Al-Shabaab might well shift allegiance to IS, but this has to be seen in context – al-Shabaab received very little from the declaration of allegiance to al-Qa’ida (some bomb making expertise; a media team) and it was striking that the death of its leader, Godane, did not warrant any recognition by al-Qa’ida’s leadership. Da’esh should be aware of this, just as it should be aware of the internal fractures within al-Shabaab between nationalists and global jihadists, between the young footsoldiers and the older (30s) leaders, in the ever-present clan dynamics within al-Shabaab.
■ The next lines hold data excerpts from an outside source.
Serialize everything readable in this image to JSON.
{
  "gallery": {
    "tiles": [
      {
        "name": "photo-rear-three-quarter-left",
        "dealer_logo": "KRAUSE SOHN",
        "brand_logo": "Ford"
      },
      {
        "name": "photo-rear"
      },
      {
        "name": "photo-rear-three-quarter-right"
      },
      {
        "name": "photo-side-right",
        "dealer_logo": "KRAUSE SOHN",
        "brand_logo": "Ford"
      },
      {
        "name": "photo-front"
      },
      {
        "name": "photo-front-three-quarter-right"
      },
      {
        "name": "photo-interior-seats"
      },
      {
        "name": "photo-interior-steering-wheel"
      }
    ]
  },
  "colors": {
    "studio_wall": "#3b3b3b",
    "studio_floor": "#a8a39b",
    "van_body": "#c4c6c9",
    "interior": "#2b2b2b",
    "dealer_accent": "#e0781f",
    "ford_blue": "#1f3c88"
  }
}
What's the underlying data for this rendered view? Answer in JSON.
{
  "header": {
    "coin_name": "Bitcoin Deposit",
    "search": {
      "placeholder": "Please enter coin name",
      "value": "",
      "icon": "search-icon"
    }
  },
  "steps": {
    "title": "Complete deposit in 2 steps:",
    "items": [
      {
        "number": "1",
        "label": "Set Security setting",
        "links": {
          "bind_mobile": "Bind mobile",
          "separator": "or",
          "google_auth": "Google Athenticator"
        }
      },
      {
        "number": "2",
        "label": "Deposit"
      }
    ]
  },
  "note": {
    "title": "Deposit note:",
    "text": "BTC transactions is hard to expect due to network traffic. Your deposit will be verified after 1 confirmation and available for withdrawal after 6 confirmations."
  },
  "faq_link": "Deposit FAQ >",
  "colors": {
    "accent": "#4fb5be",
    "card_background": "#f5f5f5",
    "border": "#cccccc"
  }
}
Al-Shabaab’s leaders might not even know what its members in northern Kenya are planning, or its members in Mogadishu.

And yet we feel obliged to centralize and empower them, because that is what we would do.

Which leads to a wider question: a question about truth, and perception, and reality. Truth seems to have become malleable in the face of fulfilling or even shaping expectations, and not just in the Daily Mail.

This isn’t such a revelation as it might seem – as the American political commentator James P Farwell notes, the obsession with telling the truth within institutions is actually an obsession with telling selected truths to suit a purpose. It is no coincidence that the motto of NATO’s Strategic Communications department is ‘Perception becomes Reality.’ Truth has become abstract.

But the problem with the Daily Mail’s abstraction of the truth about al-Shabaab’s possible shift of allegiance to Da’esh (and it is still only a possibility) is that it is shaping the perception on which future reality may well be based. And that is precisely what the likes of al-Shabaab and Da’esh rely on the media to do.

John Ford advises, ‘When you have to choose between the truth and the legend, choose the legend.’ But that doesn’t mean that when you are presented with the choice between the truth and the nightmare scenario, you have to choose the nightmare scenario. Because it might just become reality.